My dad always used to call me lazy. It was not an epithet I particularly enjoyed, but, given my love of staying in bed in the mornings, either sleeping or reading, I can see that I must have driven him potty, him being a morning person and all, and me being a lover of books and all things sendentary.
Laziness is a term we teachers bandy about a lot. Teachers who download plans from the internet – lazy. Teachers who don’t mark books – lazy. Teachers who don’t differentiate their lessons a bajillion ways – lazy. Ones who arrive at school after 7:30 in the morning – definitely lazy. And as well as applying the descriptor to ourselves, we regularly use the term to describe a selection of children in our classes.
You know the ones I mean. You’ve worked with them a while and you feel you have got a rough sort of handle on their capabilities, and, somehow, they aren’t living up to them. When we meet them, they seem just the sort of child who’s going to get on well, but, somehow, they don’t.
After a while we begin to notice things about them. They always seem to be chatting. Or looking out of the window. Fiddling or sharpening pencils. Going to the toilet, or fetching a tissue. Anything, in fact, other than what they are supposed to be doing. We’ve met them many times before. What they need to do is pull their socks up and knuckle down, but they don’t. Lazy. They never make a fuss about not doing any work, they just quietly, consistently don’t seem to do it.
It all seems so simple, when you put it like that. Except, that is, when it is applied to your own child. The first time it happened was when Sam was at primary school. It was in a school report. I was, fairly predictably, cross.
The thing is though, that it never seems worth bringing it up at the end of the year. You forget that teachers talk to each other, that reputations are made in staff rooms and that they cross the years. While I may have ranted away to the kitchen window whilst doing the washing up or muttered under my breath in an irritated way, I never thought to challenge the idea that my Sam, my boy for whom existing in the mainstream environment of a busy primary school was a challenge in itself, was lazy.
Back then, I didn’t realise that my view, my understanding of my child and their learning was worth bringing to the attention of the teacher. I forgot that teachers, even though they know a lot, don’t know it all, and that I, when I am the one standing at the front, am just as bad at jumping to conclusions.

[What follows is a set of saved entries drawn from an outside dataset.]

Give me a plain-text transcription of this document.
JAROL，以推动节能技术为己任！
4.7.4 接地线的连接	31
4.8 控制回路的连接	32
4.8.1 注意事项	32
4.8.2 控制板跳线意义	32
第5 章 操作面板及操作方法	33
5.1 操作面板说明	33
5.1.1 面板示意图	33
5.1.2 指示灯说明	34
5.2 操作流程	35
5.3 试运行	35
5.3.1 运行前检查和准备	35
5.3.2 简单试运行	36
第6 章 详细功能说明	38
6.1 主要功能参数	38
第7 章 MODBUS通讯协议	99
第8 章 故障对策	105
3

I forgot that, as teacher, I wasn’t witness to all those moments that show you so clearly their attitude to learning. The way that one child was so determined to move under their own steam, to crawl, to walk, to run (off) that there was nothing that was going to get in their way. How a fall and a bump slowed another one down, as the painful consequences of trying that thing that was just beyond their reach became apparent and something to be feared.
As the person at the front of a junior class I never saw the way that some bits of knowledge seem to fly into some heads, and knock on the door for ages before gaining admittance into others, and I certainly didn’t know how they might feel about that, about how these early experiences might affect a child’s willingness to give new learning, new difficult learning, a go.
I think about them, the little ones who didn’t really like trying, peeping like snails from under their shells, and I remind myself of my own children, and the knowledge I have of them, that they might not be lazy so much as scared or tired or frustrated or hungry, and that for each of these barriers to learning there is a different solution, and that it requires some detective work to find it.